Background: Arsenic metabolism is primarily undergoing in hepatocytes, but the underlying mechanisms are to be defined. It is essential to study the response of aquaporin AQP9, protein kinase p38, and JNK with the stimulation of arsenic in mouse models of hepatocellular carcinoma. Methods: Mouse model of hepatocellular carcinoma (HCC) was induced with H22 cells injected subcutaneously on the lateral side of each right axilla in C57BL/6 mice.

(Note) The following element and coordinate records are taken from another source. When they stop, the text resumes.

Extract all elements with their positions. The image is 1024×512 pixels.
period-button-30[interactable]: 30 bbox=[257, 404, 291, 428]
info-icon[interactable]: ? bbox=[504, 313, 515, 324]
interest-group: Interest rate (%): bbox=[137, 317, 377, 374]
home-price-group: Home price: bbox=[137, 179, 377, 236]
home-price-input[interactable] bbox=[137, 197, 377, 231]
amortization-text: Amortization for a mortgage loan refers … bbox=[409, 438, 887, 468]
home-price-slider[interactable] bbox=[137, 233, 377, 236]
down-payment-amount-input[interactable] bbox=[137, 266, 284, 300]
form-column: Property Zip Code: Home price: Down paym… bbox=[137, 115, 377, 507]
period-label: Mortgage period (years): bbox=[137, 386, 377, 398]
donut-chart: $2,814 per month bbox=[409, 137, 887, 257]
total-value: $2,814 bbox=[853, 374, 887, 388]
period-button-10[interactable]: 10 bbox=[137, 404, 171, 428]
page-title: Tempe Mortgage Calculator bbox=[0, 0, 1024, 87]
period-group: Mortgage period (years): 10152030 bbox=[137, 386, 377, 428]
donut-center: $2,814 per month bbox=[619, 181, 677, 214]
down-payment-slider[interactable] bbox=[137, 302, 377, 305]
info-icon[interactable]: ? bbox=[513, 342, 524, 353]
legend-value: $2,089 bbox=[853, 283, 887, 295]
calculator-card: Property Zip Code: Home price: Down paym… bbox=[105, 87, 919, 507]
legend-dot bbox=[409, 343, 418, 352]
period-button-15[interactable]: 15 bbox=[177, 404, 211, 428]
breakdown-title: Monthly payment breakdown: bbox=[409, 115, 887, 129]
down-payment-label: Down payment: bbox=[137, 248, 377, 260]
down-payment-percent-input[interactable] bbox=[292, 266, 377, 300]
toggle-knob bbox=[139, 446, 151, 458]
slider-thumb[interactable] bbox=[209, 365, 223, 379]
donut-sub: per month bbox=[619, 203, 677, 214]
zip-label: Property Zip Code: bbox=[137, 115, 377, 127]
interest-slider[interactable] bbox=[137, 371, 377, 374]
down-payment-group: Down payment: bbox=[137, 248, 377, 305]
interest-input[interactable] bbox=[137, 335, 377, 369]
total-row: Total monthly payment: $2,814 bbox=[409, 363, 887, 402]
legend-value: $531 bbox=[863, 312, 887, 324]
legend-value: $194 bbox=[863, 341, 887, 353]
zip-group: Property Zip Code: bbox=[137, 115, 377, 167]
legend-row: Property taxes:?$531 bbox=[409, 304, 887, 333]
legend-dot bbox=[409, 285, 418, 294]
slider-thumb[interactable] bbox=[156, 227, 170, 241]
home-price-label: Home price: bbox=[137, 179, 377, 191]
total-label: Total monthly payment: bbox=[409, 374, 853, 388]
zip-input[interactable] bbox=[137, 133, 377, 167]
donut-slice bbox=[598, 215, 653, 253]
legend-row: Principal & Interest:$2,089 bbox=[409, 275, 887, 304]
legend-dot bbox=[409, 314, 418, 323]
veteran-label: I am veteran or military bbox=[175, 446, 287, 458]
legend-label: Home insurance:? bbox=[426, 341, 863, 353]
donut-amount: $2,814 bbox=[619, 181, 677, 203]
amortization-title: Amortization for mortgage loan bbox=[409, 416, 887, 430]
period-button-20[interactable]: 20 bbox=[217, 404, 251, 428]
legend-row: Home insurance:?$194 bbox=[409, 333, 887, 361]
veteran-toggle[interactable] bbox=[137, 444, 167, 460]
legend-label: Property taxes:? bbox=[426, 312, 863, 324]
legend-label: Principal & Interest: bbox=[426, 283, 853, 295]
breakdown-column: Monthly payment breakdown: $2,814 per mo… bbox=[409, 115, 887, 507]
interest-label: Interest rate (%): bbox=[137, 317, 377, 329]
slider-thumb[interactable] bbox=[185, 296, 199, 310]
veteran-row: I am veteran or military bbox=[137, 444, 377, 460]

Then, western blotting and co-immunoprecipitation were used to detect the protein expression and phosphorylation of molecules AQP9, p38 and JNK in mouse models of hepatocellular carcinoma, respectively. The hepatocellular distribution of AQP9 was examined by the immunofluorescent method. Results: In both wild mice and a mouse model of liver tumor, there was no significant difference in the expressions of AQP9, protein kinase p38, and JNK after arsenic treatment, but the phosphorylation expression levels of the three were significantly increased to varying degrees, and the tumor model Compared with the wild-type group, the expression increased. Laser confocal experiments showed that in HepG2 cells, phosphorylated AQP9 was mainly distributed on the cell membrane under the stimulation of arsenic. Conclusion: Arsenic stimulation can increase the phosphorylation of AQP9, p38, and JNK in both wild-type C57 mice and liver tumor mice models. Arsenic stimulation facilitates phosphorylated-AQP9 predominantly distributed on the cell membrane of hepatoma cells HepG2.